This post will serve as a little guide for those trying to compare departmental budgets to the current project budgets and forecasts. I often hear that there is no place to store next years budgets in Project Online, and by budgets, we are talking about the top-down approach to setting aside money for the project portfolio(s).
In most cases, I see organizations build up reports that pull out project data from Project Online. From these data feeds, almost all financial dimensions can be extracted, except for the budgets, that are not related to a project. In other words, the reports I often see, are the simple sum of the projects already approved. But how does these budgets align with the organizational budget planning? The simple answer is that you don’t know until you ask a controller to merger some data.
This post will show how simple you can set up some top-down portfolio or departmental budgets directly in your PowerBI or Excel reports. These top-down budgets rarely change, so I would go for the simple solution, as shown is this guide:
Step 1: Getting started
In this case, I am using Power BI Desktop to build my reports. I have connected to my Project Online data feed, and selected some basic information like Project Name, Total Budget and the associated Business Unit. Remember that “Business Units” will be the categories, I will later add a top-down budget to. It might be that you would rather plan your budgets from a portfolio perspective. In this case, ensure your projects are linked to a specific portfolio e.g. using a project level custom field.
Step 2: Build your initial financial report
Quite quickly you can set up some nice looking charts comparing project budgets, actuals and forecasts to the related Business Units. In my case, the budget is the sum of an CAPEX and OPEX input from a simple “Project Detail Page”. It might as well have been data from the cost resources within Microsoft Project Professional or it could have been timephased cost data from another source. As you can see, you might have your departmental names but no budget for them (top down wise) – lets fix that problem!
Step 3: Adding a new Department Budget dimension
Go back to the data area of Power BI Desktop. Now select “Enter Data”.
Step 4: Add the Business Unit budgets
Now create two columns and add some budgets to the Business Unit. Simply enter the data directly into the grid. Once done, simply click “Load”. Its very important that your Business Unit names are 1:1 with the names in Project Online. The same would of course apply if you had linked your projects to a portfolio instead of a business unit.
Step 5: Combine your new budget dimension to your existing data
In the top left corner click on “Manage Relationships” in order for the data to be joined up. Also remember to change your currency format e.g. to USD like in my case. It just looks better if you want to show the data values in your charts.
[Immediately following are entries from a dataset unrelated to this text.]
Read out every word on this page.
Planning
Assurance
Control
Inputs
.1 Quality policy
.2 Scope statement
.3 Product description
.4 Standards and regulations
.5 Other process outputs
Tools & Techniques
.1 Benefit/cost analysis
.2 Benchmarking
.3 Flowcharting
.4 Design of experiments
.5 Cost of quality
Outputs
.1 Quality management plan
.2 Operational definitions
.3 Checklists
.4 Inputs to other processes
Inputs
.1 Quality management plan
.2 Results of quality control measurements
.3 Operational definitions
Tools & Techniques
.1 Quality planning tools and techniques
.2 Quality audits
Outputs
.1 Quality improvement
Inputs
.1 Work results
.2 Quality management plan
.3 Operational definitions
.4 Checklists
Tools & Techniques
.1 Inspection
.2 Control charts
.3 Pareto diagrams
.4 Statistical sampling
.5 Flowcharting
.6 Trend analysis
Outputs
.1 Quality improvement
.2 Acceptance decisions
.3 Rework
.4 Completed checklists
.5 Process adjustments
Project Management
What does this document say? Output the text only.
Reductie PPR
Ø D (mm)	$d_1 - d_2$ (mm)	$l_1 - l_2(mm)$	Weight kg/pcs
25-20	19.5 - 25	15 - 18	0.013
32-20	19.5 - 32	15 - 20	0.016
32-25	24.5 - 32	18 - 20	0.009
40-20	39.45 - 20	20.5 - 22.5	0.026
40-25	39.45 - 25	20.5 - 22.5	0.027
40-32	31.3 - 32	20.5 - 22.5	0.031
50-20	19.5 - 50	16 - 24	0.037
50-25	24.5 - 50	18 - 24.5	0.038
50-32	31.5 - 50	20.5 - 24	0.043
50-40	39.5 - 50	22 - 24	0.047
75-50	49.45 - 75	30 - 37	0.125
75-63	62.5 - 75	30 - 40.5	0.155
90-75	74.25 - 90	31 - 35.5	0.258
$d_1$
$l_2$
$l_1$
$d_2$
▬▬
Step 6: Create the relationship
As you can probably guess, the connection between the two data sources is the “Business Unit”. Select the Business Unit column in both connections and hit “OK”.
Step 7: Adding the budget to your report
We are now ready to add the new Business Unit Budget dimension to our report. In the right side pane you can see the new data available “Budget” and “Business Unit”. Simply drag´n´drop your data to e.g. to the top left chart.
Step 8: You are now ready for budget controlling
With the new Business Unit Budget dimension, you charts can now show how much your projects are burning the approved portfolio or business budgets. In the case below you will see two different ways of showing this. There are thousands of cool ways to show this information in Power BI and Excel, the below examples are simply the most often used.
The Business Budget has been added as a line within the column chart. The columns represent the approved Project Budgets, Project Actual Cost and Project Forecast (Actuals + ETC)
Same data as above but instead of a line, the Business Unit Budget is shown as column bar next to the other cost dimensions.
As the example shows, all Business units have a project cost forecast higher than the allocated cost (top down) for each Business Unit (with the exception of the RD department).
In my opinion, this tracking is absolutely needed in an organization running a lot of projects, and especially in IT, where projects are often a delivery towards to the business departments from a fixed amount of effort and budgets planned a year ahead.
You can use the same method of adding top down budgets for all of your project data and portfolios e.g. controlling your budgets using Gartners “Run, Grow and Transform” dimensions.
I hope you found the guide useful and let me know in case you run into issues when trying it yourself.
If you want your management to manage the budget data without opening up Power BI or Excel, a solution could be to add a SharePoint list holding the budget information, and simply connect to that from Power BI. This way, managers can use a SharePoint interface to change and add their budget information.